Shanghai No. 3 Girls' High School () is a key public all-female high school in Shanghai, China. The predecessors of the school were St. Mary's Hall, established in 1881, and McTyeire School, established in 1892.

In 1952, these two schools were taken over by the People's Government of Shanghai and merged into "Shanghai No. 3 Girls' High School".

Heidi Ross, author of "Historical Memory, Community Service, Hope: Reclaiming the Social Purposes of Education for the Shanghai McTyeire Schools for Girls," noted that McTyeire had a reputation for being elitist and privileged.
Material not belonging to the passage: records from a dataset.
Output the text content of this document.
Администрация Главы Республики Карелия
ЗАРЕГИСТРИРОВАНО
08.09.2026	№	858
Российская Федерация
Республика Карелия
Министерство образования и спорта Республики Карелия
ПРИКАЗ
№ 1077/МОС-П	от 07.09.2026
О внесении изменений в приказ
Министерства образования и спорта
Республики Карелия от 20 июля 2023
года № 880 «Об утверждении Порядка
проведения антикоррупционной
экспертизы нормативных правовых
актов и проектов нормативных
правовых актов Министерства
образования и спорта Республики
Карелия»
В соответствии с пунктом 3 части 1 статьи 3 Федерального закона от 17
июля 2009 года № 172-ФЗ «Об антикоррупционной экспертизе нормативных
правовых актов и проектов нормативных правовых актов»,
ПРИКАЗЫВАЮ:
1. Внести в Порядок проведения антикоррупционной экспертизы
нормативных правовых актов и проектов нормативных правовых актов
She added that the school provided a sense of stability and isolation from problems during World War II.

Location
The campus is located at 155 Jiangsu Road, Changning District, Shanghai, China. The total area of the campus is 80 mu or about 53360 m².

Alumnae
Famous alumnae include Soong Ching-ling, Honorary Chairwoman of the People's Republic of China, Soong Mei-ling, Soong Ai-ling (The Soong Sisters), Eileen Chang, one of the most influential modern Chinese writers, Businesswoman Rosalyn Chin-Ming Chen, Zung Wei-tsung, journalist and YWCA leader , etc.

Education Mission
Shanghai No. 3 Girls' High School encourages students to be "IACE girls", in which "IACE" stands for "Independence, ability, care, and elegance". The motto is to capture some distinct characters that have been inspiring the students as well as alumnae to become leading females of their ages.

Independence
Being willing to take on responsibilities, owning our choices, and thinking critically.

Ability
Being capable and confident of who we are and what we can do, studying hard, facing up to challenges, and being proactive.

Care
Caring for peers, team, nature, country, and society.

Elegance
Having dignity, humbleness and courtesies.
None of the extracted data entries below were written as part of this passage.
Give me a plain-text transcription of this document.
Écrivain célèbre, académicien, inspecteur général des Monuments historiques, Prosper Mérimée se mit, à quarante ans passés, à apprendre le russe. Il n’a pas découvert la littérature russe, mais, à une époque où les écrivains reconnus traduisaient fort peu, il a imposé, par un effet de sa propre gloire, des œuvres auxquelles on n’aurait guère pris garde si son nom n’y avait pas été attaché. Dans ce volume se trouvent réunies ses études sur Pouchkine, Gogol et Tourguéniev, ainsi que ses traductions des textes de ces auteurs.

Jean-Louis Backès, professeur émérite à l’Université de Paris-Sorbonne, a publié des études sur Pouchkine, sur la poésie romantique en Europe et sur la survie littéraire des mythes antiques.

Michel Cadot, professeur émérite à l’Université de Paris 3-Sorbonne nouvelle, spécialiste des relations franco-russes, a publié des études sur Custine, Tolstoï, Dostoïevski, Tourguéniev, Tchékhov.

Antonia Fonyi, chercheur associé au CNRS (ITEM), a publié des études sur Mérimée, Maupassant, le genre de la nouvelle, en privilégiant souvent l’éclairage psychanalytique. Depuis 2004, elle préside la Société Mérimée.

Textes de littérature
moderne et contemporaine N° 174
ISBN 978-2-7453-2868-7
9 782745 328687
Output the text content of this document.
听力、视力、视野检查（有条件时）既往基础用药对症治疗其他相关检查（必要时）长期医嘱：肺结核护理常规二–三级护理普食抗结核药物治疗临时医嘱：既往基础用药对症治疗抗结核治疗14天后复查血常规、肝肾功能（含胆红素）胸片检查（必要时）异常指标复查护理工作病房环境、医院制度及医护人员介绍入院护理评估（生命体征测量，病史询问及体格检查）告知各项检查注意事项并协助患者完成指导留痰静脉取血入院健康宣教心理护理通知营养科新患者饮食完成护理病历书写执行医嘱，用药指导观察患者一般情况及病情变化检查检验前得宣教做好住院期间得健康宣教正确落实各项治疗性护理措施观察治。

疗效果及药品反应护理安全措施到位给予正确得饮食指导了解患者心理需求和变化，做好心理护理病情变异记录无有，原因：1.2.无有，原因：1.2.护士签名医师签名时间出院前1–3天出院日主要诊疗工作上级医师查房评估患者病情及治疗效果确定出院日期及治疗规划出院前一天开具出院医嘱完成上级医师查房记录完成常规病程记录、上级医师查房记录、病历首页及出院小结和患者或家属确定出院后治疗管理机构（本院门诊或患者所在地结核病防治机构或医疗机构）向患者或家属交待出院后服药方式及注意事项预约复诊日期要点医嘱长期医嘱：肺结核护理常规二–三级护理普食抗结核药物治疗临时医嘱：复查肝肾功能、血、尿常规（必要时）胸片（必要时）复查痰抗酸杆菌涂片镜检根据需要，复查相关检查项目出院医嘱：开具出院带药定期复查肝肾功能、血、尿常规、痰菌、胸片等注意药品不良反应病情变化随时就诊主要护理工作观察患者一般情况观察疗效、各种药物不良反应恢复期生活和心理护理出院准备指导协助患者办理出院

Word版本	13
Besides regular academic courses, Shanghai No. 3 Girls' High School values quality education. To make students more comprehensive across disciplines, the school provides a wide range of options of elective courses, including mock driving, Chinese tea ceremony, western table manners, baking, etc.

Administration

Principal
Xu Yong-chu ()

Academics
Every year, Shanghai No.3 Girls' High School delivers a large number of outstanding graduates to top-tier universities throughout China including Peking University, Tsinghua University, Fudan University, Jiao Tong University, Tongji University, etc., as well as high-ranking education institutions all over the world. 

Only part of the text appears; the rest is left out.